One of the most popular and successful “person detectors” out there right now is the HOG with SVM approach. When I attended the Embedded Vision Summit in April 2013, it was the most common algorithm I heard associated with person detection.
HOG stands for Histograms of Oriented Gradients. HOG is a type of “feature descriptor”. The intent of a feature descriptor is to generalize the object in such a way that the same object (in this case a person) produces as close as possible to the same feature descriptor when viewed under different conditions. This makes the classification task easier.
The creators of this approach trained a Support Vector Machine (a type of machine learning algorithm for classification), or “SVM”, to recognize HOG descriptors of people.

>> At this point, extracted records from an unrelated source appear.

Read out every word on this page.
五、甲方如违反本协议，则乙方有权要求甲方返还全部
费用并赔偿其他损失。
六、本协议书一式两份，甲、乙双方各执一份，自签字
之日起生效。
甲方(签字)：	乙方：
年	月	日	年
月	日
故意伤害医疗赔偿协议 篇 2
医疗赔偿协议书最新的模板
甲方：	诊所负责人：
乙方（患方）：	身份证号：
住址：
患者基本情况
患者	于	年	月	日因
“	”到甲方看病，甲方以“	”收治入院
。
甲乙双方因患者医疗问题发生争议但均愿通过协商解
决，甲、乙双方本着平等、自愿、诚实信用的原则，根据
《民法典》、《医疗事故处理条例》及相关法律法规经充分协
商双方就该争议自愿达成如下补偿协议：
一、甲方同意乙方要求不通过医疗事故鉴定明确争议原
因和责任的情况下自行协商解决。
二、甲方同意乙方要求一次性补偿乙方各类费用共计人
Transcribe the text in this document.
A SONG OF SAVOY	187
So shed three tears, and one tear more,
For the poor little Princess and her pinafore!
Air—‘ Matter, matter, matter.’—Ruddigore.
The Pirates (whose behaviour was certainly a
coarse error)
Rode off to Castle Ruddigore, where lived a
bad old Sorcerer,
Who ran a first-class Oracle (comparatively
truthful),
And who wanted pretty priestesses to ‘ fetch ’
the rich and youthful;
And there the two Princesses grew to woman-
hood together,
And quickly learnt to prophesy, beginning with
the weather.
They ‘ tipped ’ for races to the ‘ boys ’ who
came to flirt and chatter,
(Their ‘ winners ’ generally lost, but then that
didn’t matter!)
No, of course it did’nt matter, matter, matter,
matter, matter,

The HOG person detector is fairly simple to understand (compared to SIFT object recognition, for example). One of the main reasons for this is that it uses a “global” feature to describe a person rather than a collection of “local” features. Put simply, this means that the entire person is represented by a single feature vector, as opposed to many feature vectors representing smaller parts of the person.
The HOG person detector uses a sliding detection window which is moved around the image. At each position of the detector window, a HOG descriptor is computed for the detection window. This descriptor is then shown to the trained SVM, which classifies it as either “person” or “not a person”.
To recognize persons at different scales, the image is subsampled to multiple sizes. Each of these subsampled images is searched.